Plus conceding the precedent without even losing in court.

@yacc143 @GraysonBell @Manigarm If it ends up in court, all it will do is encourage artists to not put anything up online anymore, and take down what's there.
@sinboy @GraysonBell @Manigarm Technically, the first suit that will be setting precedents is already in court (about Github's abusing all the cool code they host to train Copilot, OTOH, their specific corporate/legal setup they used to distance Microsoft from the possible fallout might make it less useful as precedent).

@GraysonBell

Honestly, because the approach wouldn't solve the underlying issue. With machine learning algorithms data science can train
and then actually develop "original works of art" using the same style/flavor/voice of the original.

Essentially, we can teach a robot to think/do the same things we believe Grayson Bell would think/do in the same scenario.

Unlike humans, computers can't make leaps of intuition. So you can know that fire is hot even though you've never touched it. AI/ML can't do that - it pretends by sheer brute force simulation. The computer asks itself twenty million times how something could be and records what answers it came up with and then references that sheet whenever you ask it a question.

The sheer amount of effort from humans to even train the smallest decisions is substantial.

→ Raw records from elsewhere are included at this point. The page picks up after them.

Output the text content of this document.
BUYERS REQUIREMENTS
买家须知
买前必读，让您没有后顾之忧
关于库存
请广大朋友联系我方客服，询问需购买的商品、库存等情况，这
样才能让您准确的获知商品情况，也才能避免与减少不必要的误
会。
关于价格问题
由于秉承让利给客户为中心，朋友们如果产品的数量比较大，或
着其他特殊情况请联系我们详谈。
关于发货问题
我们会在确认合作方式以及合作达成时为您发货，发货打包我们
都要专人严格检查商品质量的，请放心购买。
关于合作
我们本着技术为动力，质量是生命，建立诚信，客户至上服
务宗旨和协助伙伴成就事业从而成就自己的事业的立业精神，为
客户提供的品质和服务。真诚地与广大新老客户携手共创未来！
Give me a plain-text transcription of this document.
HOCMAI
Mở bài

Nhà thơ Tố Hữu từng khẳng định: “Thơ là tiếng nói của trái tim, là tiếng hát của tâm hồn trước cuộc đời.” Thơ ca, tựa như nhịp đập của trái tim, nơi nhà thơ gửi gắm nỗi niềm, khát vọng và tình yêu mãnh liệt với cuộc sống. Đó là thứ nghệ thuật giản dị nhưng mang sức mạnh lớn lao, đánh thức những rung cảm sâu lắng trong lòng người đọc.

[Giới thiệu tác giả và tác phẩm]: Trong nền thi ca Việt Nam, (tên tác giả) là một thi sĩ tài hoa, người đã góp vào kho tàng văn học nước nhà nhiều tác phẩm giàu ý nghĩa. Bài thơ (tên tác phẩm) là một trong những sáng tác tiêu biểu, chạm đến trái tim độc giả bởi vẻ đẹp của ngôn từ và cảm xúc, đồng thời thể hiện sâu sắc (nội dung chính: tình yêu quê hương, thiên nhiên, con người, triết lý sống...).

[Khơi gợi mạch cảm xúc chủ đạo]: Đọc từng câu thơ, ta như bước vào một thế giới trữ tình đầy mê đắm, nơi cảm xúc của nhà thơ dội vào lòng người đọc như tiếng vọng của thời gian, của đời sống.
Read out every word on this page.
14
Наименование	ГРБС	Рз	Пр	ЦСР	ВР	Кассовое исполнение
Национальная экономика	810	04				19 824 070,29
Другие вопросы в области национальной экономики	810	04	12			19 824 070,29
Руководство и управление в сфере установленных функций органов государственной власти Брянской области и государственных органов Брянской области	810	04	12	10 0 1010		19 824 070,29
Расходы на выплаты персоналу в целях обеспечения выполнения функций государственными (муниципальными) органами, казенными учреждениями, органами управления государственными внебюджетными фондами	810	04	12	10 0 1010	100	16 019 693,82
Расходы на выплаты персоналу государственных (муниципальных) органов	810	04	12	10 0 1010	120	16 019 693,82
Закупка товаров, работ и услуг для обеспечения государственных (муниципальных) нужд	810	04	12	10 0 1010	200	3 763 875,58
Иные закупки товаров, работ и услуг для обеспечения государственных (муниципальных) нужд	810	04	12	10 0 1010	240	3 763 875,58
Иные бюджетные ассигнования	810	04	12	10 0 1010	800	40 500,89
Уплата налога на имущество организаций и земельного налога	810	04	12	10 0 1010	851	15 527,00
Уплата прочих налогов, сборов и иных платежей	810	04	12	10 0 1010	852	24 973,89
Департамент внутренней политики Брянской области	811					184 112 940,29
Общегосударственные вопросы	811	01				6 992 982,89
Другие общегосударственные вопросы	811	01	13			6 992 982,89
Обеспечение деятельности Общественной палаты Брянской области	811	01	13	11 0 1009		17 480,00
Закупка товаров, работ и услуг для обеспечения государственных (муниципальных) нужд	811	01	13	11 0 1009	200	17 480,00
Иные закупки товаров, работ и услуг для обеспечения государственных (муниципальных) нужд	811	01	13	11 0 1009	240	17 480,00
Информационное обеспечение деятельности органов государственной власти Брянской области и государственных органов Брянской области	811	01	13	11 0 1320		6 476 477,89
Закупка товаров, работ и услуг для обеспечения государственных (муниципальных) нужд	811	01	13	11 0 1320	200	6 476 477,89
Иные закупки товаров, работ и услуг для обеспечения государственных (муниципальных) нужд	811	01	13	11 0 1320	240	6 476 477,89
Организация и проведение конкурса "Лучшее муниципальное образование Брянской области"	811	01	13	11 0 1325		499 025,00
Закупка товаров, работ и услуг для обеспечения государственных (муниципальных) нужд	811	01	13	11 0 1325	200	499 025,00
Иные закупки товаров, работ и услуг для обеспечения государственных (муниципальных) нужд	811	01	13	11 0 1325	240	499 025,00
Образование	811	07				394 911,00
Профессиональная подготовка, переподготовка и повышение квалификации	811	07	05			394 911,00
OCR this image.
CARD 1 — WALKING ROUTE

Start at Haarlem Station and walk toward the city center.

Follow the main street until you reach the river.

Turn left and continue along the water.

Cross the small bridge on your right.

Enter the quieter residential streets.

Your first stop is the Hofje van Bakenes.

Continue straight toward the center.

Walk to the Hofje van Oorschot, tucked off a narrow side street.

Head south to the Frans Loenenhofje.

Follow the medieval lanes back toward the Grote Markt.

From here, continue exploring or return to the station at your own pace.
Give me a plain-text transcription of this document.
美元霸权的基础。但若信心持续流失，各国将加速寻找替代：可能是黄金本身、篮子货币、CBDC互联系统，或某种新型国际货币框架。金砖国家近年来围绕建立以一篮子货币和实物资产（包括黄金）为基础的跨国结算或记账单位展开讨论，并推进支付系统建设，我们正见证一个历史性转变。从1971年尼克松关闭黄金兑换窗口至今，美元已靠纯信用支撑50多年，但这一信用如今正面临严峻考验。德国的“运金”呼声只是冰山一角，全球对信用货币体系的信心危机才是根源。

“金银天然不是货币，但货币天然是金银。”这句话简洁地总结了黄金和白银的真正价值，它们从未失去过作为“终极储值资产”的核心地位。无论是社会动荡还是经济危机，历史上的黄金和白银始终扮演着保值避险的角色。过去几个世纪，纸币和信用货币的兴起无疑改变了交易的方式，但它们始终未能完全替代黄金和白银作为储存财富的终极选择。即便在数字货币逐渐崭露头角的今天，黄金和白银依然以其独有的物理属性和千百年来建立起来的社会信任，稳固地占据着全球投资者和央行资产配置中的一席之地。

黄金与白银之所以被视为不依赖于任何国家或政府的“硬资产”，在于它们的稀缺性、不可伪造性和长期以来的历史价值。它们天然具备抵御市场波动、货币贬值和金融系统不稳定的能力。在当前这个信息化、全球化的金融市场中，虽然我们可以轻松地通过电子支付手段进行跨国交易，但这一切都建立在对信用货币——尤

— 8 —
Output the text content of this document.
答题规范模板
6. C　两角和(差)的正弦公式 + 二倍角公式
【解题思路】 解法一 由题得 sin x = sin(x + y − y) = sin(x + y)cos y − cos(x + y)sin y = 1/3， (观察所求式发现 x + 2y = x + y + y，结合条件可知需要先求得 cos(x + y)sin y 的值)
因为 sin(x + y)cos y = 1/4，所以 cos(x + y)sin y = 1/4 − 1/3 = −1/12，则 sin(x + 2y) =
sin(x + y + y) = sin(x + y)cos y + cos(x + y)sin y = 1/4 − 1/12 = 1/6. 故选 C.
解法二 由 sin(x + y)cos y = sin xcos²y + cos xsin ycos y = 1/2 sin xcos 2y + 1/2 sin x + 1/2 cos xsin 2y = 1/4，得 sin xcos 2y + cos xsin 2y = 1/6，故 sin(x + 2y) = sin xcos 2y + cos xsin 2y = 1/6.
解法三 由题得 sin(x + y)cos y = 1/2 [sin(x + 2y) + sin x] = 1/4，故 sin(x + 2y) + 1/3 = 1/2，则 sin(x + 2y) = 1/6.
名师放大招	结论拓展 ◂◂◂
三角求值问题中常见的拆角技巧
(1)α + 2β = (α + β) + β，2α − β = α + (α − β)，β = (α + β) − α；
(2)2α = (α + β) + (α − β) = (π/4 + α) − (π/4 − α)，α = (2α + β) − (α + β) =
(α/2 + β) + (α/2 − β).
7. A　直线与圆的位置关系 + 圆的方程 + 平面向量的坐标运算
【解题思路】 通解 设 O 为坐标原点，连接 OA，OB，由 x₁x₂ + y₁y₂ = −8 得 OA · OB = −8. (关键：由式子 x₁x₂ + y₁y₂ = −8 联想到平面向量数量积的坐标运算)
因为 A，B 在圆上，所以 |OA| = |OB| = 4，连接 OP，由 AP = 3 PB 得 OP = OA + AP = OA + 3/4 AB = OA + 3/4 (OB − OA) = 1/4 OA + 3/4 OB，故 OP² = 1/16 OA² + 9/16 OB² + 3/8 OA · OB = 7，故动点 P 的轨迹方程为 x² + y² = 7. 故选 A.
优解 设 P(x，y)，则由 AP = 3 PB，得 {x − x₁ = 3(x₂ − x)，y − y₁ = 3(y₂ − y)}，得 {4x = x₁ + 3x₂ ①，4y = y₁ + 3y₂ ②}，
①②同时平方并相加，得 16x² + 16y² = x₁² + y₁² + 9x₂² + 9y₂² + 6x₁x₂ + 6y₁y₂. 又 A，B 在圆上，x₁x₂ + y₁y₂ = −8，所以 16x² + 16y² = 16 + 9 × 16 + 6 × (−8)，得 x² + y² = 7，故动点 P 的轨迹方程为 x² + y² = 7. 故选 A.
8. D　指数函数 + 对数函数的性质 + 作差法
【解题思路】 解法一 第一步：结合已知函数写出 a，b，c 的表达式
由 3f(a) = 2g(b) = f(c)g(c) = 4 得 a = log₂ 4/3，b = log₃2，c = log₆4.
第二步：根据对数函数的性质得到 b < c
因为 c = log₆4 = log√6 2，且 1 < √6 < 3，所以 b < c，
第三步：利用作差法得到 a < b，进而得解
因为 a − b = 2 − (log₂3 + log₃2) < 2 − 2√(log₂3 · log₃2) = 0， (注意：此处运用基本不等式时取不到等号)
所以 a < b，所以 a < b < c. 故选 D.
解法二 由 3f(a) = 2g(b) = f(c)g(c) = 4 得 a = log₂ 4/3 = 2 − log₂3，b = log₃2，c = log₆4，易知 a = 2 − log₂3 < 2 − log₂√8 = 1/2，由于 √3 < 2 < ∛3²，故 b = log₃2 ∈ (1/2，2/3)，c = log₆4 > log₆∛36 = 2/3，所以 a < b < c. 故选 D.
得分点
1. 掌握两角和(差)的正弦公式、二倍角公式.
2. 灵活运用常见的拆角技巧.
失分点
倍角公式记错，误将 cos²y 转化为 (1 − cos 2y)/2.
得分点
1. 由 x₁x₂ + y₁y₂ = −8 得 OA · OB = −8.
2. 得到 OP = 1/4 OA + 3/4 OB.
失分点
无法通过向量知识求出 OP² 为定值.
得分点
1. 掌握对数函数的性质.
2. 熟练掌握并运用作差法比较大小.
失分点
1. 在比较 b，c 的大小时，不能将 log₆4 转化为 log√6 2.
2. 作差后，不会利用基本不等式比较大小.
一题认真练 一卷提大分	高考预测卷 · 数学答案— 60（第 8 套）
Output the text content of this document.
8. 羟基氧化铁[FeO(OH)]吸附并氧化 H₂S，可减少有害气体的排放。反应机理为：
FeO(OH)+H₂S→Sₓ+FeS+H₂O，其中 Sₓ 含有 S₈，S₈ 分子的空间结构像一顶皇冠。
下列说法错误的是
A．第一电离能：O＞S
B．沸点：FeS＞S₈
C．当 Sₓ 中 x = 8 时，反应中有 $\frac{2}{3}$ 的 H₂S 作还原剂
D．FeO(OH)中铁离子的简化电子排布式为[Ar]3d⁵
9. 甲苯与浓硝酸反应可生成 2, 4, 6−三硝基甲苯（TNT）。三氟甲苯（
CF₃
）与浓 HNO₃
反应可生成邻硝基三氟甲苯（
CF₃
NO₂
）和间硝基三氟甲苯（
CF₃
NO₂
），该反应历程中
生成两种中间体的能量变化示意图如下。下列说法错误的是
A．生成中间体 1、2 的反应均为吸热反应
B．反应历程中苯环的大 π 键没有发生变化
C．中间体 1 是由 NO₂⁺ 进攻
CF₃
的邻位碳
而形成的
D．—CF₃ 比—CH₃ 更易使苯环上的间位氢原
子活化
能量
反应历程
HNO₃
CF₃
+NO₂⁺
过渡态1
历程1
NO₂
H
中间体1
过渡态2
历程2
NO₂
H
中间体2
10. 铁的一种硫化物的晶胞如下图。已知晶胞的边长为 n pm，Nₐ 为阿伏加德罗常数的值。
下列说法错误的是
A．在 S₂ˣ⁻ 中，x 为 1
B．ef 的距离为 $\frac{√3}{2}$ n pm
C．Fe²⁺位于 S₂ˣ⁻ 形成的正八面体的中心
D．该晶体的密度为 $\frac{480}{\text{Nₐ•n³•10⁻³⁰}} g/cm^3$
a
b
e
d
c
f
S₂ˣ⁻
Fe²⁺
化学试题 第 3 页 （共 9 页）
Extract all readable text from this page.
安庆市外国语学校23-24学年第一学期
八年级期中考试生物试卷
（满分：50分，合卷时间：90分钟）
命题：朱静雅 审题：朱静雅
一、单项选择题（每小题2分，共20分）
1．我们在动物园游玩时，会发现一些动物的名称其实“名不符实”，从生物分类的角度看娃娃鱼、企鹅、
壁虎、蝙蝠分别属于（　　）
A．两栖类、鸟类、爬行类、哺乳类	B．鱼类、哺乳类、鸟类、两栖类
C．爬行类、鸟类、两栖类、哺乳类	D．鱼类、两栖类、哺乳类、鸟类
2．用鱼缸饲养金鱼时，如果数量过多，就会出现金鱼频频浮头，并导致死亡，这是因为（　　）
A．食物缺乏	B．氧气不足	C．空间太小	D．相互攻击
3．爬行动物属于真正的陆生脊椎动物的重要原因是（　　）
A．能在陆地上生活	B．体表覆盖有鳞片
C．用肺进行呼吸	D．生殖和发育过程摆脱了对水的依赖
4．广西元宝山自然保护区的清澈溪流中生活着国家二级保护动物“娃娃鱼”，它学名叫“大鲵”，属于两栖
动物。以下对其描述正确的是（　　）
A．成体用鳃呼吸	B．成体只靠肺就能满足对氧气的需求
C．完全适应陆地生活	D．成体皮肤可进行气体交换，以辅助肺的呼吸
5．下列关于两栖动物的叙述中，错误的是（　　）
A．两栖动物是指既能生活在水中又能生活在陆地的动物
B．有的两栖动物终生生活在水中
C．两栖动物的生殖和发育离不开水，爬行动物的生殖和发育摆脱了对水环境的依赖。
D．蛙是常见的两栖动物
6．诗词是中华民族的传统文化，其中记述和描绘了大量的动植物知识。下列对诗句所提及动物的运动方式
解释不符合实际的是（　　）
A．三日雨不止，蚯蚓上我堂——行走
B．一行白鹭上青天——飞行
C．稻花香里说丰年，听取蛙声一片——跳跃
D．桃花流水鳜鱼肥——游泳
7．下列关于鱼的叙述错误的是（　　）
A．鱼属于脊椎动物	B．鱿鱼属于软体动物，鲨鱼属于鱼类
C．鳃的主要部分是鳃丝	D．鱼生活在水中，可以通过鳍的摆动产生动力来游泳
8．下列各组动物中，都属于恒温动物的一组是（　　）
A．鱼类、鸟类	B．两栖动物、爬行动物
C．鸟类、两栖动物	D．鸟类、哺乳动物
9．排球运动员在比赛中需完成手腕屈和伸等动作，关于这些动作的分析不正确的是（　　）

Entire companies
exist to just make the concept of "I asked an AI to read all of XYZ" possible within a 'reasonable' timeframe.

Ethics always fall behind the technology curve. Business doesn't want to invest in morals - they want to invest in profits. Morals and ethic business practices are what happens AFTER someone gets the first.

@Manigarm

@mentallyalex @GraysonBell @Manigarm
When you get down to the bottom layer, AI is all just adding and subtracting ones and zeroes, really fast.
That's not exactly what goes on in nervous tissue.